Chemotherapeutics targeting immune activation by staphylococcal superantigens.

PMID 16127375


Staphylococcal enterotoxin B (SEB) and related superantigenic toxins are potent activators of the immune system and cause a variety of diseases in humans, ranging from food poisoning to toxic shock. These toxins bind to both MHC class II molecules and specific Vbeta regions of T cell receptors (TCR), resulting in the activation of both monocytes/macrophages and T lymphocytes. The interactions of these toxins with host cells lead to excessive production of proinflammatory cytokines and T cell proliferation, causing clinical symptoms that include fever, hypotension and shock. Different domains of SEB contributing to MHC class II or TCR interactions have been mapped and defined by mutagenesis, crystallography and other biochemical techniques.
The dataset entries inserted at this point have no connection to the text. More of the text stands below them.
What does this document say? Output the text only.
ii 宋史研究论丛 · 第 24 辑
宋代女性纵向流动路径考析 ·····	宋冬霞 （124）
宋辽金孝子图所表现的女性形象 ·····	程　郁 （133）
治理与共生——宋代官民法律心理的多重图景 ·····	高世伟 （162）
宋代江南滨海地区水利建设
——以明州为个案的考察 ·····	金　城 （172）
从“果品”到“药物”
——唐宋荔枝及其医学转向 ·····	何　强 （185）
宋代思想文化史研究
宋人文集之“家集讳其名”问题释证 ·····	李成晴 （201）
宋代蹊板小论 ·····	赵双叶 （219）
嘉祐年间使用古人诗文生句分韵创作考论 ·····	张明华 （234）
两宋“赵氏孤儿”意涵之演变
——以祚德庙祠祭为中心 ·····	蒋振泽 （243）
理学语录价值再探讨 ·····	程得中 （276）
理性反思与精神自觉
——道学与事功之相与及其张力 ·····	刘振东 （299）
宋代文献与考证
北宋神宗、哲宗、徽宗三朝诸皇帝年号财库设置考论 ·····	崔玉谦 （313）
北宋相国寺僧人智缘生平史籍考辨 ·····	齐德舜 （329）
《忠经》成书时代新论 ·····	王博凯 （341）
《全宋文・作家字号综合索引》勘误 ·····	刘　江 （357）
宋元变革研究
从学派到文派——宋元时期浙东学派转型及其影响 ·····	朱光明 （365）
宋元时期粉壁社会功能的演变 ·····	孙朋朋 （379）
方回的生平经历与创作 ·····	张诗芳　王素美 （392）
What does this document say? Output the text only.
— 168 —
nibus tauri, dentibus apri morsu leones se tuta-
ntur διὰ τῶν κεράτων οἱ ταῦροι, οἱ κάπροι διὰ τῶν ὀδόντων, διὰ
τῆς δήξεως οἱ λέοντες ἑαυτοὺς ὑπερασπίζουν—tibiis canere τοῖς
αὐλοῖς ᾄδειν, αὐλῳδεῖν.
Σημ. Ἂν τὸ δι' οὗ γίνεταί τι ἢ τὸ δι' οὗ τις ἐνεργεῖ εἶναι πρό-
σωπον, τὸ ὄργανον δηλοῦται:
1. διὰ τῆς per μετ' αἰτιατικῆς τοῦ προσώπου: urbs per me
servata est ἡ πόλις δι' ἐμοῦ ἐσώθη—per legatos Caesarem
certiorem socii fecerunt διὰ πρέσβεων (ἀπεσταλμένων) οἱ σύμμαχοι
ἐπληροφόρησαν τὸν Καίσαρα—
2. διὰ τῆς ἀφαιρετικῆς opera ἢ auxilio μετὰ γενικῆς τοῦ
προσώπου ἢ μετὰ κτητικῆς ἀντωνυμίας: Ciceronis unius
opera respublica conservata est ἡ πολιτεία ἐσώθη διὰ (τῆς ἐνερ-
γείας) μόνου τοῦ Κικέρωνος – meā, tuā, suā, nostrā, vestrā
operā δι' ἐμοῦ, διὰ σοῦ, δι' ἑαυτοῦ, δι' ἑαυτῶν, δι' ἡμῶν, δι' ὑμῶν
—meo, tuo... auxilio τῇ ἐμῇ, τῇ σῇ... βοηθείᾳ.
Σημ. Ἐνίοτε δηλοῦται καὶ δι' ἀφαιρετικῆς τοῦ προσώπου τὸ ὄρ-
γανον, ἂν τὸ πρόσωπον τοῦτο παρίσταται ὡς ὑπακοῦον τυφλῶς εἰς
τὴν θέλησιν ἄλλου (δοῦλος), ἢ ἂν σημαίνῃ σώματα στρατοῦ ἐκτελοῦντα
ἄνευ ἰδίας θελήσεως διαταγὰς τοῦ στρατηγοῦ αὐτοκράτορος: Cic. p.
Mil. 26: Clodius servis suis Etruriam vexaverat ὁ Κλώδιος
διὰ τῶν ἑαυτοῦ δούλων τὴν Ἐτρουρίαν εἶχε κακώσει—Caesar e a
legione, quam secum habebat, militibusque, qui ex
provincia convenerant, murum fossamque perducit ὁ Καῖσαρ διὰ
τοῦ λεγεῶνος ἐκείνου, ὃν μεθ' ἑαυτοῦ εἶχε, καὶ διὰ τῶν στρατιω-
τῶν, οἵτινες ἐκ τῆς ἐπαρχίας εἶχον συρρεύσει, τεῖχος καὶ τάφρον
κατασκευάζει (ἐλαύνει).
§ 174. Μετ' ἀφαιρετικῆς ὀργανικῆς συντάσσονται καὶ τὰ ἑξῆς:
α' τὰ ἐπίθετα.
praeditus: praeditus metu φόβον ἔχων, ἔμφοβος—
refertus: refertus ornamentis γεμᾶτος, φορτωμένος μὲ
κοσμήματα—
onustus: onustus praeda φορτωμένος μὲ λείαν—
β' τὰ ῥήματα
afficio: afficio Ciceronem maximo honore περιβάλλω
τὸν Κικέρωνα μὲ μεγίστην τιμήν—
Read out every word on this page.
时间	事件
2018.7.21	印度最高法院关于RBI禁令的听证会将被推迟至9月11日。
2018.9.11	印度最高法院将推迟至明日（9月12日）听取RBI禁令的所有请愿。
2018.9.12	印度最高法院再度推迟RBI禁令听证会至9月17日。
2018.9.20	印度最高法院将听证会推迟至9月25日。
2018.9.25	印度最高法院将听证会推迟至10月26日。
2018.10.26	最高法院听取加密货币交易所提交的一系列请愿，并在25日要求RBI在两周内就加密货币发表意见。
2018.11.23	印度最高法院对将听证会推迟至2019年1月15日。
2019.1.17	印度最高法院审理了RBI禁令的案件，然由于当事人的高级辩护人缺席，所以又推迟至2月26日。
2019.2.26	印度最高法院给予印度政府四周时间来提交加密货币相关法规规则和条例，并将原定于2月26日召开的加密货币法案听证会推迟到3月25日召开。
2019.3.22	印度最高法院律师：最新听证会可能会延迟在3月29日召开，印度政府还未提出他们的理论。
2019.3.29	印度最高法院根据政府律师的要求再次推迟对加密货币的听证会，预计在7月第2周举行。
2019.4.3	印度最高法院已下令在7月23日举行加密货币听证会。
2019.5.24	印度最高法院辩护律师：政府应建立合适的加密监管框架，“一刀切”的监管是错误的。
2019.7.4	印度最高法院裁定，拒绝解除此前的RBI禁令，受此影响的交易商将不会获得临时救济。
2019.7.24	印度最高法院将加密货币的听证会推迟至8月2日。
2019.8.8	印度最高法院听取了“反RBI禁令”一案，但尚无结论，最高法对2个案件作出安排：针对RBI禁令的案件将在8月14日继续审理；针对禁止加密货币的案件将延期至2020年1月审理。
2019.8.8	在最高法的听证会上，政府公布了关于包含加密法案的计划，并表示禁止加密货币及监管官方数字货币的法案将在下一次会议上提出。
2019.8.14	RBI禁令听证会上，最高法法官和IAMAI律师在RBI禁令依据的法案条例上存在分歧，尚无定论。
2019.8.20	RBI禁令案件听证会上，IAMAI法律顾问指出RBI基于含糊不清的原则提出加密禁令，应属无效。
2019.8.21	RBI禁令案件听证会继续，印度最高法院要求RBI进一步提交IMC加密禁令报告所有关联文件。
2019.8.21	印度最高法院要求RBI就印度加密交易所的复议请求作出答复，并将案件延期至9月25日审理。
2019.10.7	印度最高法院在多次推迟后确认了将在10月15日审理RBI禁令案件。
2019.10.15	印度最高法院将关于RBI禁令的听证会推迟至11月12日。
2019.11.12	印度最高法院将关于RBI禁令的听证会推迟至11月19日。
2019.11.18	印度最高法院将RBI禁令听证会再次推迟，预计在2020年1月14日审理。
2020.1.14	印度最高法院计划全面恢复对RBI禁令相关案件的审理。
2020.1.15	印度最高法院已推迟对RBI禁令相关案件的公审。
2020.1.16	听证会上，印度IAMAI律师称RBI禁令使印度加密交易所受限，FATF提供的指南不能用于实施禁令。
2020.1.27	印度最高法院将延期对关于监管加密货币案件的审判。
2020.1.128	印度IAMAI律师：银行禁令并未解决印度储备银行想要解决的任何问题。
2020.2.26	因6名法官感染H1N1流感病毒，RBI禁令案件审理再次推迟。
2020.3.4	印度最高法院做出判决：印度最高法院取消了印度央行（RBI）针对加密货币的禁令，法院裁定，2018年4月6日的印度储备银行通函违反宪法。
This review summarizes the in vitro and in vivo effects of staphylococcal superantigens, and the therapeutic agents to mitigate their toxic effects. Potential targets to prevent the toxic effects of bacterial superantigens include blocking the interaction of SEs with MHC or TCR, or other costimulatory molecules; inhibition of signal transduction pathways used by these superantigens; inhibition of cytokine and chemokine production; and inhibition of the downstream signaling pathways used by proinflammatory cytokines and chemokines. Early blockade of these targets proves to be useful in vitro and in vivo testing of therapeutics against SEB-induced toxic shock will also be reviewed.